The Weight of Glory

From Mother’s Day 1954

May 8, 2022

I recently found a letter my dad wrote to my mom on the day after Mother’s Day 1954, while he was serving in the final weeks of the Korean War, looking forward to returning to his bride and the daughter he had not yet met.

An excerpt:

“Something I’ve noticed for a long time over here is the noticeable effect of a lack of female influence — a civilizing influence best describes it. I would hate to think of an extended era without the influence of loved women. Men become beasts enough in just a year without the guidance of the fair and mother sex. You would be surprised how much civilization leaves many of these people over here…. 

A long time ago I realized what you brought to me with all your womanliness and sympathy for the world, but I never realized how hungry aggressive manhood is for the stabilizing, civilizing qualities of good women. The theory that in our women lies the destiny of our culture gains strength in the light of what I see here.

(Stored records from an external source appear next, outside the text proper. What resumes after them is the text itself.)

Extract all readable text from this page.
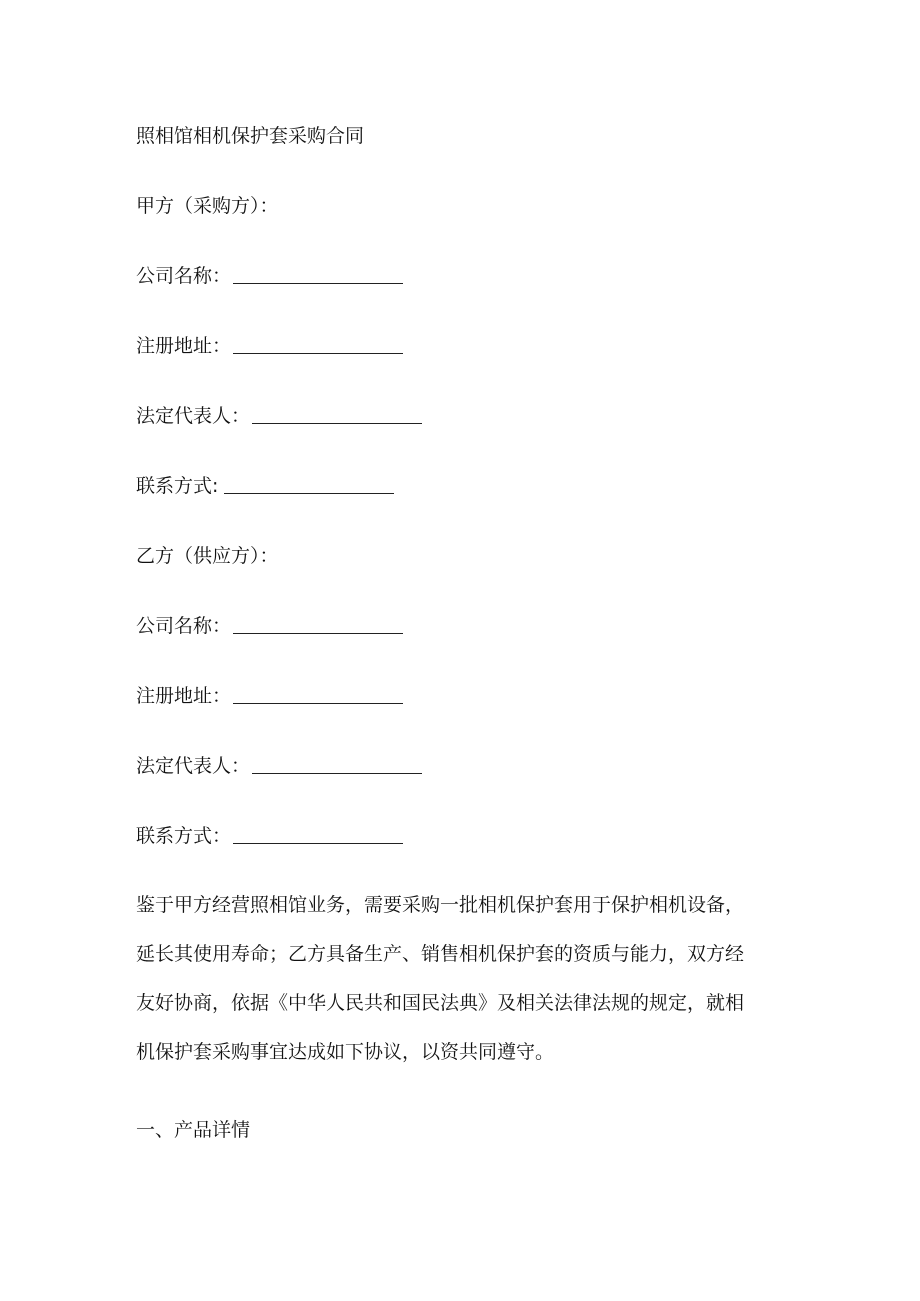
照相馆相机保护套采购合同
甲方（采购方）：
公司名称：
注册地址：
法定代表人：
联系方式:
乙方（供应方）：
公司名称：
注册地址：
法定代表人：
联系方式：
鉴于甲方经营照相馆业务，需要采购一批相机保护套用于保护相机设备，
延长其使用寿命；乙方具备生产、销售相机保护套的资质与能力，双方经
友好协商，依据《中华人民共和国民法典》及相关法律法规的规定，就相
机保护套采购事宜达成如下协议，以资共同遵守。
一、产品详情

Maybe you read the article in that Saturday Review Reader that you sent me called “The Superiority of Women,” that I want to read again before I send the book home. It follows the thinking that I’ve been expounding above very well. This all becomes very personal when you apply it to your own life and the daughters and sons that you and I will give the next generation. Gives you an extra sense of mission toward mankind. The immediate objection is that you will affect only a very few people. But revolutions of all kinds are based on a few and the power of love transmitted to others has been proven by no less a personage than Christ Himself….

Yours completely, in Christ, Jamie”

, , , ,
Clayton

2 comments on “From Mother’s Day 1954”

  1. Amen! What an amazing tribute and reminder that we all have mothers, and their mission is essential to being.